AlexsLemonade / OpenPBTA-analysis

The analysis repository for the Open Pediatric Brain Tumor Atlas Project
Other
99 stars 66 forks source link

Proposed Analysis: quantify telomerase activity across pediatric brain tumors #148

Closed syzheng closed 4 years ago

syzheng commented 4 years ago

Scientific goals

The goal is to quantify telomerase activity and correlate them with telomere length and molecular alterations (TERTp mutation, ATRX mutation, etc)

Proposed methods

We will use our newly developed method EXTEND (EXpression based Telomerase ENzymatic activity Detection)

Required input data

Gene expression from RNAseq (either of TPM, RPKM, or counts)

Proposed timeline

One to two weeks.

Relevant literature

Barthel et al. Nat Genet, 2017; Zheng et al. Cancer Cell, 2016; Ackermann et al. Science, 2016

cgreene commented 4 years ago

This sounds exciting! As I think about potential caveats, does it matter if the RNA-seq samples are poly-A selected or rRNA depleted?

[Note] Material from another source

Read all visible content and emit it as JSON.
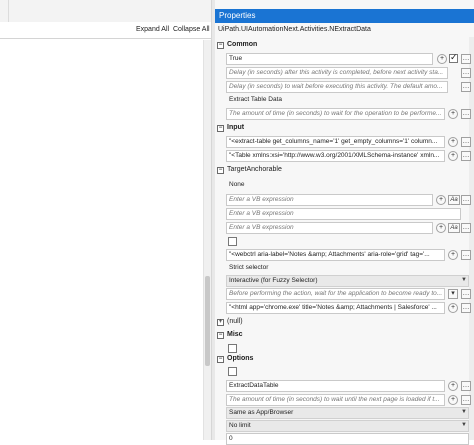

syzheng commented 4 years ago

This sounds exciting! As I think about potential caveats, does it matter if the RNA-seq samples are poly-A selected or rRNA depleted?

that is a great point. we currently use data from regular polyA enriched protocol, mostly because our primary input data is TCGA. this does impact the method, because a key gene in our signature, TERC, is a non-coding RNA that is not properly captured by polyA methods. PCR shows this gene is abundantly expressed across tissues; however, RNAseq data from TCGA and GTEx only show very low expression of this gene. EXTEND demonstrates reasonable performance with both TCGA, CCLE and GTEx, but We have not tested data from total RNAseq or rRNA depletion. Great point.

cgreene commented 4 years ago

@syzheng : Ok! This dataset contains both poly-A and rRNA depleted samples. #120 and https://github.com/AlexsLemonade/OpenPBTA-analysis/tree/master/analyses/selection-strategy-comparison took a dive into the implications for gene expression analyses based on some earlier work by @cbethell.

I'm a bit confused by "a key gene in our signature, TERC, is a non-coding RNA that is not properly captured by polyA methods" and also "we currently use data from regular polyA enriched protocol, mostly because our primary input data is TCGA". Did you mean that you are better off with poly-A? There are many fewer poly-A samples here than rRNA-depleted.

As something that may be helpful in extending an analysis across both sets: @jharenza is looking to determine whether or not we can generate some that are matched (sequenced with both protocols).

syzheng commented 4 years ago

@syzheng : Ok! This dataset contains both poly-A and rRNA depleted samples. #120 and https://github.com/AlexsLemonade/OpenPBTA-analysis/tree/master/analyses/selection-strategy-comparison took a dive into the implications for gene expression analyses based on some earlier work by @cbethell.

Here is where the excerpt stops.